Being a child and teen with an illness, especially undiagnosed is not a great experience. You feel like an outsider from your peers. And like you can't say anything because you have no diagnosis. Like you are just exaggerating or making this all up because you have no name for it. No idea what is going on. Except it hurts and you're tired. The older you get and the worse it gets. It was frustrating to me. And embarrassing. I had this thing where I healed funny for a while. Had hypertrophic scars on my arms, from minor wounds. Had some on my foot and leg too. Some from rollerblading incidents, one from an accident in the house... just random things. And I would scar horribly from it. Something to do with the immune system not turning off and just healing and healing. I used to hide them all the time because I was shy about them. Just as I was about to graduate a teacher asked me if I was being abused! I was like no, no I am not. But, if I was, fine time to bring it up, buddy. Anyway, just another part of an undefined illness to be hidden and not talked about. I may be prone to scarring like that now for all I know. It is the sole reason I do not have a tattoo... fear of scaring like that. But I could have a wicked scarification if I were into that.
I wanted to be Fixed.

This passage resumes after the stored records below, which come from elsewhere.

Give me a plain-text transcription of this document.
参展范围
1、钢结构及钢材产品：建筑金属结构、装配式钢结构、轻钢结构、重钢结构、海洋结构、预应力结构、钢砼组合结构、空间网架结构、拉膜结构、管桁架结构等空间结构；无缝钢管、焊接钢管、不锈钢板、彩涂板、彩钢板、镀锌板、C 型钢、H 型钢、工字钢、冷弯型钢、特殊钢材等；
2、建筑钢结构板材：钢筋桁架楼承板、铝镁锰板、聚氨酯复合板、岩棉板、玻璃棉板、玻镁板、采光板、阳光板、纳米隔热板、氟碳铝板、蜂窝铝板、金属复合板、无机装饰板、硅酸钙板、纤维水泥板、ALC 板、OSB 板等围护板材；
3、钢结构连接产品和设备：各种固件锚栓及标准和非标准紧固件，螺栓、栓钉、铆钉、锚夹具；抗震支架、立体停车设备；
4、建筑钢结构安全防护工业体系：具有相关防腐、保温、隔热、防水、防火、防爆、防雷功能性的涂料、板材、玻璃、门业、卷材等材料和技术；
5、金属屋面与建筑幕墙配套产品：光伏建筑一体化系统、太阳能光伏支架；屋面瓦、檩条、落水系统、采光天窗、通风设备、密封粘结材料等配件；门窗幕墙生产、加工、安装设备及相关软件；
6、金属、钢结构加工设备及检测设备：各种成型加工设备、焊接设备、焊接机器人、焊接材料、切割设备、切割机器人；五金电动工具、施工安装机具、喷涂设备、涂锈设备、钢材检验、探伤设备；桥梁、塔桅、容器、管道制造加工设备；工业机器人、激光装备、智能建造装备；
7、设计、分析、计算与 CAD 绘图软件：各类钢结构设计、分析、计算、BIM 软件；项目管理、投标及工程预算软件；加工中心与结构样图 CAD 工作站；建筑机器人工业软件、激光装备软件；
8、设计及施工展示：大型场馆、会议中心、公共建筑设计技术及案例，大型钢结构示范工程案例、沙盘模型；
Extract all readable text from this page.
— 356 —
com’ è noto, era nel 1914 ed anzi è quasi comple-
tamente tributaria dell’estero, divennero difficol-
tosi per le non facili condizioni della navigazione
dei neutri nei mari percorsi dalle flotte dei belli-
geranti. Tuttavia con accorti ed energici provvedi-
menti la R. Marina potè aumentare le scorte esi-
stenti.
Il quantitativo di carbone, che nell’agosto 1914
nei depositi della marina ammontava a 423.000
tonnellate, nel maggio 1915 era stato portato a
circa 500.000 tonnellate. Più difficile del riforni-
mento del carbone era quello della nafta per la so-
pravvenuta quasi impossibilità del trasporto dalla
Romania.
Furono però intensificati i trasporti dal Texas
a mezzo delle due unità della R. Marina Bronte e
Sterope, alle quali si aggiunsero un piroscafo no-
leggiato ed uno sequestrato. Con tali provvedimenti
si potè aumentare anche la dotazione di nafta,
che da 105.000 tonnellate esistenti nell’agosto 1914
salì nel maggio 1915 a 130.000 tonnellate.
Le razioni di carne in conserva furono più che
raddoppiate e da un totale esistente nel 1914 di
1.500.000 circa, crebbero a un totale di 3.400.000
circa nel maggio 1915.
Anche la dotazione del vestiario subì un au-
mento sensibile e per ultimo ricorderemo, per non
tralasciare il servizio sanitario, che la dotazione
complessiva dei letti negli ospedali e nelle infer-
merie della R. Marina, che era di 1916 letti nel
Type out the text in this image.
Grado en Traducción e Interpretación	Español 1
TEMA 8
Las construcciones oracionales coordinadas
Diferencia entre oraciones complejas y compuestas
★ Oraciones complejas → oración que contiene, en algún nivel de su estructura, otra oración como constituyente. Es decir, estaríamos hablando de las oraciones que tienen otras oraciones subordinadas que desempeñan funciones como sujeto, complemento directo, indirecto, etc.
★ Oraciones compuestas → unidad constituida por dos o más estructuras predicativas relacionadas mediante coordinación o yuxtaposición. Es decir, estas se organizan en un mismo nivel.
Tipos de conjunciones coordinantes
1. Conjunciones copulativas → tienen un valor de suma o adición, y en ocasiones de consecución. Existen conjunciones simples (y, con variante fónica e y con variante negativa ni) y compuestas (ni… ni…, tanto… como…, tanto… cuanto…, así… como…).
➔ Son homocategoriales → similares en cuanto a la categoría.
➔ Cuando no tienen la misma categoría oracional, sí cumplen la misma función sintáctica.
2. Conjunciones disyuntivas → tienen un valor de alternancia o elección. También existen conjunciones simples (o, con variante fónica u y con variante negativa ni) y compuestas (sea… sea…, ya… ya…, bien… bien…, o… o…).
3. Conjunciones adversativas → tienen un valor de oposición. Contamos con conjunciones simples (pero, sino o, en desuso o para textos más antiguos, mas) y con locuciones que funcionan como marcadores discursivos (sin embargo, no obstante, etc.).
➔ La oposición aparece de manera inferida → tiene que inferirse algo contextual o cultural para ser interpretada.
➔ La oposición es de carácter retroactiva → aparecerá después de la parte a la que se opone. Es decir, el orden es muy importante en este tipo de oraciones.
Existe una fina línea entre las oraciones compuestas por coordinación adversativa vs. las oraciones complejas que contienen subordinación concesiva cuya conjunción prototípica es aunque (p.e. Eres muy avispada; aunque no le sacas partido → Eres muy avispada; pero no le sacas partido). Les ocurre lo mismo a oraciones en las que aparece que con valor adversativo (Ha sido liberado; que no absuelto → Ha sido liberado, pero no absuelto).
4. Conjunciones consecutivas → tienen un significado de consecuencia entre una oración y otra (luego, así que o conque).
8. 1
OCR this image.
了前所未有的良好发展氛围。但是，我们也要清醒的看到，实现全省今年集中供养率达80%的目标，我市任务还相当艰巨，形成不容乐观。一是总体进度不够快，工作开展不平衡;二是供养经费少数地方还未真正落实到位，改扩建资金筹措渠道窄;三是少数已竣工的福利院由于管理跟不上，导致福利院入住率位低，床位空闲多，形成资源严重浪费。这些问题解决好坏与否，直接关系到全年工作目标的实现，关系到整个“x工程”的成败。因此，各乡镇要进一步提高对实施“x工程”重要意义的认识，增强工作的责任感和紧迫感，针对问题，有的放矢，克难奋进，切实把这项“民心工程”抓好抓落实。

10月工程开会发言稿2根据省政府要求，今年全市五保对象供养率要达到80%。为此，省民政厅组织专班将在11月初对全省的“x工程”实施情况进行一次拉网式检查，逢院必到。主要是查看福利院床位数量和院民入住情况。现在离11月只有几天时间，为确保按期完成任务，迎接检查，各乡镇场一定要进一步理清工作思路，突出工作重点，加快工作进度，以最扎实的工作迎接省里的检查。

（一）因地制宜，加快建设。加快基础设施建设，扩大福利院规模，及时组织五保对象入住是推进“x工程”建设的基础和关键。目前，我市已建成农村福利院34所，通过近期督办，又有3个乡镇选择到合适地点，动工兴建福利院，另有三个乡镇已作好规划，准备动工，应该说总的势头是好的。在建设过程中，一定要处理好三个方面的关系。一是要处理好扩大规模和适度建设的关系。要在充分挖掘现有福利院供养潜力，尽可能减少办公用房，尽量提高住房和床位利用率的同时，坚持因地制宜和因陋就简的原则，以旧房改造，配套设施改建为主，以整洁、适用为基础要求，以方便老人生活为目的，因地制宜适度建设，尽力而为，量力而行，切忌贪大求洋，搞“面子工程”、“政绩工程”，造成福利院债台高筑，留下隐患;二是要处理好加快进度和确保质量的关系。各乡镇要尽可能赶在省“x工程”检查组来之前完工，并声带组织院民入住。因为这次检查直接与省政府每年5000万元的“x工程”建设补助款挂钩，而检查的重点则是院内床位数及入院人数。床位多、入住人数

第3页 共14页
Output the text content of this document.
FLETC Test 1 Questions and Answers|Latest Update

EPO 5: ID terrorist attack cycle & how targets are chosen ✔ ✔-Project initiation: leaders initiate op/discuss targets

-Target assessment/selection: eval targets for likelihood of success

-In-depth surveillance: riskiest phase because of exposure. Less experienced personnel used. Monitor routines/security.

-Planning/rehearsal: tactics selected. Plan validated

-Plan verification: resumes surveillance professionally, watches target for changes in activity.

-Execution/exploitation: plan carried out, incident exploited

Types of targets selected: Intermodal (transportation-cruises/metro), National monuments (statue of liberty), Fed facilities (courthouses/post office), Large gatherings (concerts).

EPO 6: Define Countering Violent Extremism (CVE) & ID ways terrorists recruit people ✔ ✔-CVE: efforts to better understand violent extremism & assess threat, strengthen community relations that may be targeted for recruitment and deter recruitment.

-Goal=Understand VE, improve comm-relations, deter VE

But they couldn't find what was wrong with me. I just wanted to feel better. At that age, I thought doctors were gods and could cure me. That is all I wanted.
It comes to no surprise at all to me that when I went to University and the FM side of things bloomed into what it is today I rebelled. I wanted to be 'like everyone else'. I tried to keep up with their partying. I tried to do everything everyone else did. And I couldn't keep the pace. I just would feel the consequences profoundly. And suffer for it so much more. I got pretty depressed about it. Realized I needed to pace myself to just feel better. I couldn't be like them, ever. Simple as that. Shortly after I got that Name I sought. The fibromyalgia diagnosis. Added to the hypermobility syndrome, of course. A name for the pain, fatigue, fibrofog, insomnia, IBS... everything. I am positive when I was a child it was just hypermobility syndrome, but the strain of that and the insomnia it triggered the FM in my teens.
Sometimes our pain story started in the beginning. Sometimes we have known it all our lives to one degree or the other. That we might never be able to keep the pace with others. That it was going to be a limitation. That we needed to pace. Irony is, it is a lesson I have to keep learning as I try to 'fit in with the other kids' when I know that I can't. You'd think with a lifelong pain story I would know better. I know the game. I know the rules. But I want to rebel. Acceptance is when I understand the rules make me live a better life. Rebelling is what causes me infinitely more suffering. But in this life, don't we all want to play by society's rules? But no, we have our own game and our own rules. No matter if you were in the game from birth or for just a year, we have to change our outlook. Rebelling is just another word for denial. And it never gets us anywhere but a lot of pain.